The invention relates to a piston pump, especially for supplying high-pressure fuel to a direct-injection internal combustion engine with a pump housing and a drive shaft for actuating one or several pump plungers that are oriented radially relative to the drive shaft in the pump housing, wherein the drive shaft is rotatably mounted on one or several bearings that extend between a shaft inlet opening of the pump housing and rear housing wall lying opposite the shaft inlet opening.
Such piston pumps are known in various constructions in the state of the art. For example, from DE 102 08 574 A1, a radial piston pump emerges that has a lifting ring arranged on an eccentric section of the drive shaft. The drive shaft is rotatably mounted in the pump housing a ball bearing arranged in the shaft inlet opening and in a sliding bearing in the region of the rear housing wall.
In US 2003/0145835 A1, a radial piston pump with a lifting ring arranged on an eccentric section of the drive shaft is also proposed, wherein the drive shaft is here mounted rotatably in the pump housing a needle bearing arranged in the region of the rear housing wall.
Another embodiment of a piston pump emerges from DE 198 27 926 A1. Instead of the lifting ring mounted eccentrically on the drive shaft, a multiple cam revolving with the drive shaft is provided for actuating a pump plunger and the drive shaft is mounted rotatably in the pump housing by using a ball bearing arranged on the rear housing wall.
One feature that is common to the embodiments of the piston pumps noted as examples is that each of the bearings arranged in the region of the rear housing wall requires an end journal of the drive shaft that attaches to the actual drive element in the form of the eccentrically mounted lifting ring or the cam.
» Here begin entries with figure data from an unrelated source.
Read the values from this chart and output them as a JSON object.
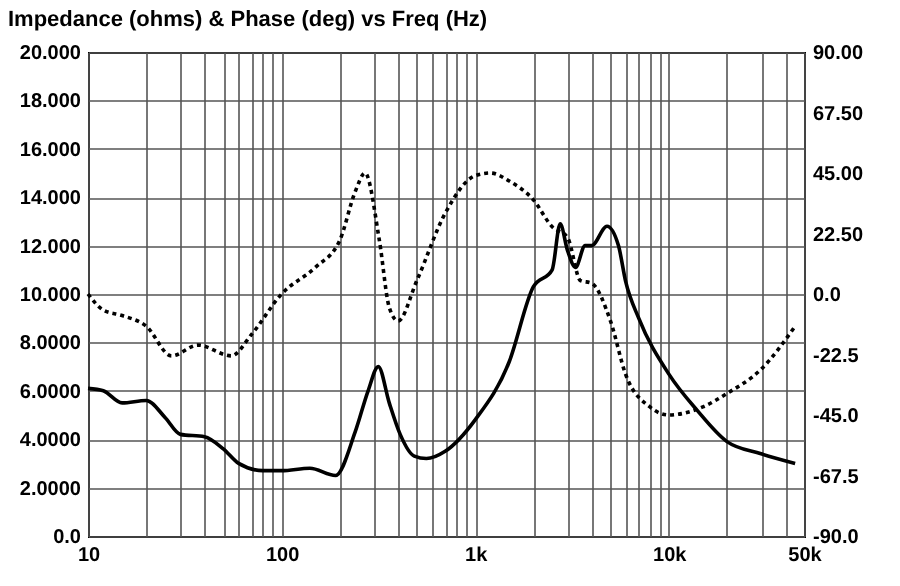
{
  "chart_data": {
    "type": "line",
    "title": "Impedance (ohms) & Phase (deg) vs Freq (Hz)",
    "log": "x",
    "grid": true,
    "marker": "none",
    "xlim": [
      10,
      50000
    ],
    "xticks": [
      10,
      {
        "value": 20,
        "label": null
      },
      {
        "value": 30,
        "label": null
      },
      {
        "value": 40,
        "label": null
      },
      {
        "value": 50,
        "label": null
      },
      {
        "value": 60,
        "label": null
      },
      {
        "value": 70,
        "label": null
      },
      {
        "value": 80,
        "label": null
      },
      {
        "value": 90,
        "label": null
      },
      100,
      {
        "value": 200,
        "label": null
      },
      {
        "value": 300,
        "label": null
      },
      {
        "value": 400,
        "label": null
      },
      {
        "value": 500,
        "label": null
      },
      {
        "value": 600,
        "label": null
      },
      {
        "value": 700,
        "label": null
      },
      {
        "value": 800,
        "label": null
      },
      {
        "value": 900,
        "label": null
      },
      {
        "value": 1000,
        "label": "1k"
      },
      {
        "value": 2000,
        "label": null
      },
      {
        "value": 3000,
        "label": null
      },
      {
        "value": 4000,
        "label": null
      },
      {
        "value": 5000,
        "label": null
      },
      {
        "value": 6000,
        "label": null
      },
      {
        "value": 7000,
        "label": null
      },
      {
        "value": 8000,
        "label": null
      },
      {
        "value": 9000,
        "label": null
      },
      {
        "value": 10000,
        "label": "10k"
      },
      {
        "value": 20000,
        "label": null
      },
      {
        "value": 30000,
        "label": null
      },
      {
        "value": 40000,
        "label": null
      },
      {
        "value": 50000,
        "label": "50k"
      }
    ],
    "ylim": [
      0,
      20
    ],
    "yticks": [
      {
        "value": 0,
        "label": "0.0"
      },
      {
        "value": 2,
        "label": "2.0000"
      },
      {
        "value": 4,
        "label": "4.0000"
      },
      {
        "value": 6,
        "label": "6.0000"
      },
      {
        "value": 8,
        "label": "8.0000"
      },
      {
        "value": 10,
        "label": "10.000"
      },
      {
        "value": 12,
        "label": "12.000"
      },
      {
        "value": 14,
        "label": "14.000"
      },
      {
        "value": 16,
        "label": "16.000"
      },
      {
        "value": 18,
        "label": "18.000"
      },
      {
        "value": 20,
        "label": "20.000"
      }
    ],
    "y2lim": [
      -90,
      90
    ],
    "y2ticks": [
      {
        "value": -90,
        "label": "-90.0"
      },
      {
        "value": -67.5,
        "label": "-67.5"
      },
      {
        "value": -45,
        "label": "-45.0"
      },
      {
        "value": -22.5,
        "label": "-22.5"
      },
      {
        "value": 0,
        "label": "0.0"
      },
      {
        "value": 22.5,
        "label": "22.50"
      },
      {
        "value": 45,
        "label": "45.00"
      },
      {
        "value": 67.5,
        "label": "67.50"
      },
      {
        "value": 90,
        "label": "90.00"
      }
    ],
    "series": [
      {
        "color": "#000000",
        "line_style": "solid",
        "x": [
          10,
          12,
          15,
          20,
          25,
          30,
          40,
          50,
          60,
          80,
          100,
          140,
          190,
          240,
          280,
          316,
          360,
          410,
          485,
          560,
          700,
          1000,
          1500,
          2000,
          2500,
          2750,
          3000,
          3300,
          3700,
          4000,
          4800,
          5500,
          6000,
          7000,
          10000,
          14000,
          20000,
          30000,
          45000
        ],
        "values": [
          6.1,
          6.0,
          5.5,
          5.6,
          4.9,
          4.2,
          4.1,
          3.6,
          3.0,
          2.7,
          2.7,
          2.8,
          2.5,
          4.3,
          6.0,
          7.0,
          5.5,
          4.2,
          3.3,
          3.2,
          3.5,
          4.8,
          7.2,
          10.3,
          11.0,
          12.9,
          11.8,
          11.1,
          12.0,
          12.0,
          12.8,
          12.0,
          10.5,
          9.0,
          6.7,
          5.2,
          3.9,
          3.4,
          3.0
        ]
      },
      {
        "color": "#000000",
        "line_style": "dotted",
        "axis": "y2",
        "x": [
          10,
          12,
          15,
          20,
          27,
          37,
          55,
          70,
          100,
          150,
          200,
          240,
          270,
          320,
          360,
          400,
          500,
          700,
          1000,
          1200,
          1500,
          2000,
          2500,
          3000,
          3500,
          4000,
          5000,
          6000,
          8000,
          10000,
          15000,
          20000,
          30000,
          45000
        ],
        "values": [
          0,
          -6,
          -8,
          -12,
          -23,
          -19,
          -23,
          -15,
          0,
          10,
          20,
          38,
          45,
          20,
          -5,
          -10,
          5,
          30,
          44,
          45,
          42,
          35,
          25,
          21,
          5,
          4,
          -10,
          -30,
          -42,
          -45,
          -42,
          -37,
          -28,
          -12
        ]
      }
    ]
  }
}
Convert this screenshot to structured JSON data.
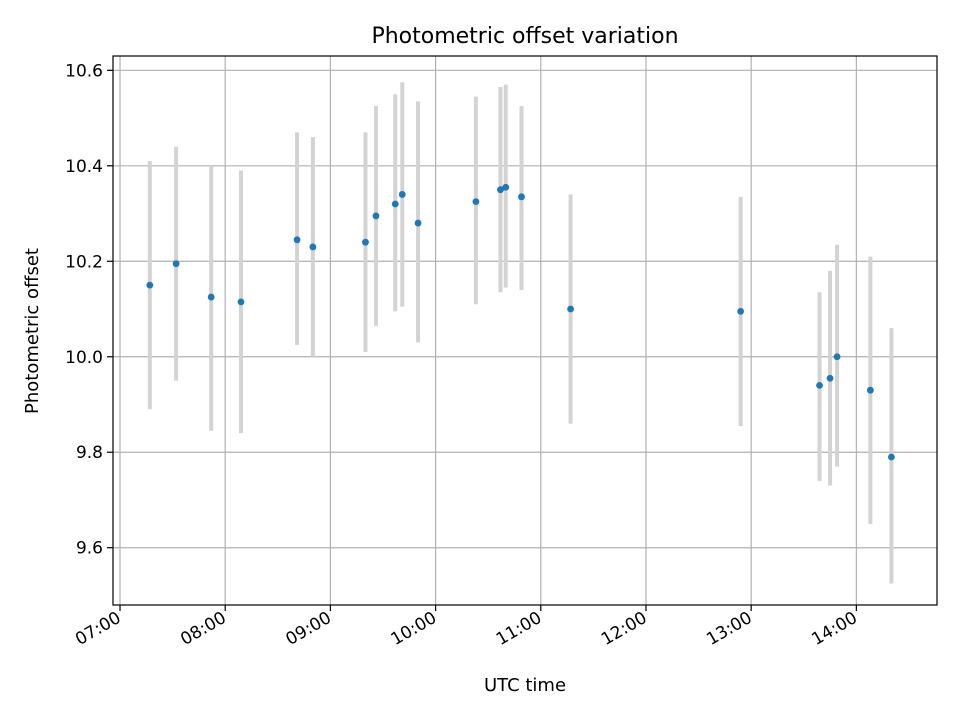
{
  "chart_data": {
    "type": "scatter",
    "title": "Photometric offset variation",
    "xlabel": "UTC time",
    "ylabel": "Photometric offset",
    "x_tick_labels": [
      "07:00",
      "08:00",
      "09:00",
      "10:00",
      "11:00",
      "12:00",
      "13:00",
      "14:00"
    ],
    "y_tick_labels": [
      "9.6",
      "9.8",
      "10.0",
      "10.2",
      "10.4",
      "10.6"
    ],
    "xlim": [
      "06:56",
      "14:46"
    ],
    "ylim": [
      9.48,
      10.63
    ],
    "grid": true,
    "colors": {
      "points": "#1f77b4",
      "errorbars": "#d3d3d3",
      "grid": "#b0b0b0"
    },
    "points": [
      {
        "x": "07:17",
        "y": 10.15,
        "yerr_low": 9.89,
        "yerr_high": 10.41
      },
      {
        "x": "07:32",
        "y": 10.195,
        "yerr_low": 9.95,
        "yerr_high": 10.44
      },
      {
        "x": "07:52",
        "y": 10.125,
        "yerr_low": 9.845,
        "yerr_high": 10.4
      },
      {
        "x": "08:09",
        "y": 10.115,
        "yerr_low": 9.84,
        "yerr_high": 10.39
      },
      {
        "x": "08:41",
        "y": 10.245,
        "yerr_low": 10.025,
        "yerr_high": 10.47
      },
      {
        "x": "08:50",
        "y": 10.23,
        "yerr_low": 10.0,
        "yerr_high": 10.46
      },
      {
        "x": "09:20",
        "y": 10.24,
        "yerr_low": 10.01,
        "yerr_high": 10.47
      },
      {
        "x": "09:26",
        "y": 10.295,
        "yerr_low": 10.065,
        "yerr_high": 10.525
      },
      {
        "x": "09:37",
        "y": 10.32,
        "yerr_low": 10.095,
        "yerr_high": 10.55
      },
      {
        "x": "09:41",
        "y": 10.34,
        "yerr_low": 10.105,
        "yerr_high": 10.575
      },
      {
        "x": "09:50",
        "y": 10.28,
        "yerr_low": 10.03,
        "yerr_high": 10.535
      },
      {
        "x": "10:23",
        "y": 10.325,
        "yerr_low": 10.11,
        "yerr_high": 10.545
      },
      {
        "x": "10:37",
        "y": 10.35,
        "yerr_low": 10.135,
        "yerr_high": 10.565
      },
      {
        "x": "10:40",
        "y": 10.355,
        "yerr_low": 10.145,
        "yerr_high": 10.57
      },
      {
        "x": "10:49",
        "y": 10.335,
        "yerr_low": 10.14,
        "yerr_high": 10.525
      },
      {
        "x": "11:17",
        "y": 10.1,
        "yerr_low": 9.86,
        "yerr_high": 10.34
      },
      {
        "x": "12:54",
        "y": 10.095,
        "yerr_low": 9.855,
        "yerr_high": 10.335
      },
      {
        "x": "13:39",
        "y": 9.94,
        "yerr_low": 9.74,
        "yerr_high": 10.135
      },
      {
        "x": "13:45",
        "y": 9.955,
        "yerr_low": 9.73,
        "yerr_high": 10.18
      },
      {
        "x": "13:49",
        "y": 10.0,
        "yerr_low": 9.77,
        "yerr_high": 10.235
      },
      {
        "x": "14:08",
        "y": 9.93,
        "yerr_low": 9.65,
        "yerr_high": 10.21
      },
      {
        "x": "14:20",
        "y": 9.79,
        "yerr_low": 9.525,
        "yerr_high": 10.06
      }
    ]
  }
}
However, the axial installation space required by the journal can be critical with respect to the pump length, especially when the piston pump is used for supplying high-pressure fuel to a direct-injection internal combustion engine and is arranged in its cylinder head region. This is currently based on the fact that, in addition to the continuous goal of constructing the internal combustion engine as compact as possible and as space saving as possible, the free space required for satisfying heightened pedestrian regulations between the engine hood of a vehicle on one side and the internal combustion engine installed in the vehicle, including its add-on parts, on the other side must absolutely be maintained. For example, maintaining these regulations can become considerably more difficult under some circumstances if a longitudinal installation of the internal combustion engine in the vehicle is provided with a piston pump of conventional construction arranged in the extension of the cylinder head, wherein, due to its overall length, this piston pump penetrates into the prescribed free space underneath the engine hood of the vehicle.
As proposed in DE 196 50 246 A1, it would indeed be possible to shorten the overall length of the piston pump by eliminating the bearing in the region of the rear housing wall. However, such a floating support of the drive element is to be classified as fundamentally unfavorable with respect to its operating stability, and for sufficient stabilization requires further measures for supporting the drive shaft. Accordingly, the piston pump of this publication also involves a configuration without its own drive shaft that can be used in all cases in connection with a lengthened camshaft already supported with sufficient stability in the internal combustion engine.